In this example, in order to supplement the nutrient sources such as the inorganic salts and amino acids taken out together with the growth inhibitor in the outside system 17, an aqueous solution 25 containing the inorganic salts and amino acids was separately prepared, and this aqueous solution 25 was supplied to the line 26. It is supplied to the line 21 through the above.

[Effects of the Invention] As described above, according to the present invention, by adopting the configuration described above, the environment in the cell culture device can be maintained as uniform as possible, and high-density continuous culture of cells becomes possible, It has become possible to obtain a high concentration of useful substances over a long period of time.

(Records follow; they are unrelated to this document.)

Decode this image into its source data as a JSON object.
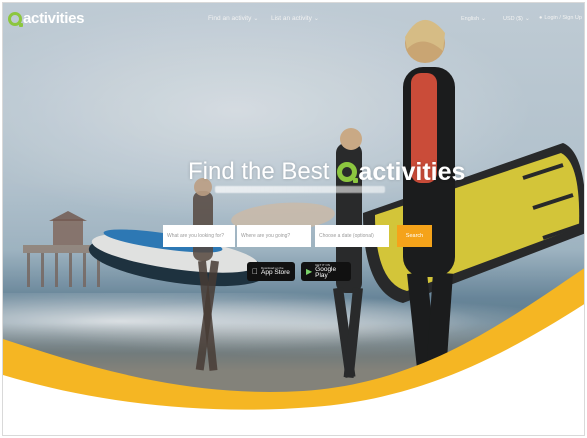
{
  "header": {
    "logo_text": "activities",
    "nav": [
      {
        "label": "Find an activity",
        "icon": "chevron-down-icon"
      },
      {
        "label": "List an activity",
        "icon": "chevron-down-icon"
      }
    ],
    "right": {
      "language": "English",
      "currency": "USD ($)",
      "account": "Login / Sign Up"
    }
  },
  "hero": {
    "headline_prefix": "Find the Best",
    "headline_brand": "activities",
    "search": {
      "what_placeholder": "What are you looking for?",
      "where_placeholder": "Where are you going?",
      "when_placeholder": "Choose a date (optional)",
      "button_label": "Search"
    },
    "apps": {
      "appstore_small": "Download on the",
      "appstore_big": "App Store",
      "googleplay_small": "GET IT ON",
      "googleplay_big": "Google Play"
    }
  },
  "colors": {
    "brand_green": "#8cc63f",
    "accent_yellow": "#f5b623",
    "search_orange": "#f5a31a"
  }
}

[Brief description of drawings]

1 to 4 are schematic explanatory views showing various embodiments of the present invention. 1 ... Hollow fiber, 2 ... Cell culture vessel 3 ... Vessel, 4 ... Cell culture space 5 ... Culture solution, 5a ... Product solution 6,14, 18 ... Delivery pump 7.19 ... Chamber, 8 ...... Air pressure supply device 9 ...... Gas exchanger, 15 ...... Membrane separation device

Claims (1)

[Claims] 1. A culture solution is supplied under pressure into a plurality of hollow fibers having selective permeability to allow a part thereof to permeate to the outer peripheral side of the hollow fibers, and in a cell culture space formed in the outer peripheral region. In a cell culture device configured to perform cell culture, a culture fluid circulation system for circulating the culture fluid supplied into the hollow fibers under pressure, and a low molecular weight substance and a polymer produced in the cell culture space. Equipped with a product solution circulation system that circulates a culture solution containing a useful substance through a membrane separation device for separating the low-molecular substances, and further maintains the flow rate balance between the culture solution circulation system and the product solution circulation system. A cell culturing apparatus, characterized in that it is provided with a pressure adjusting means.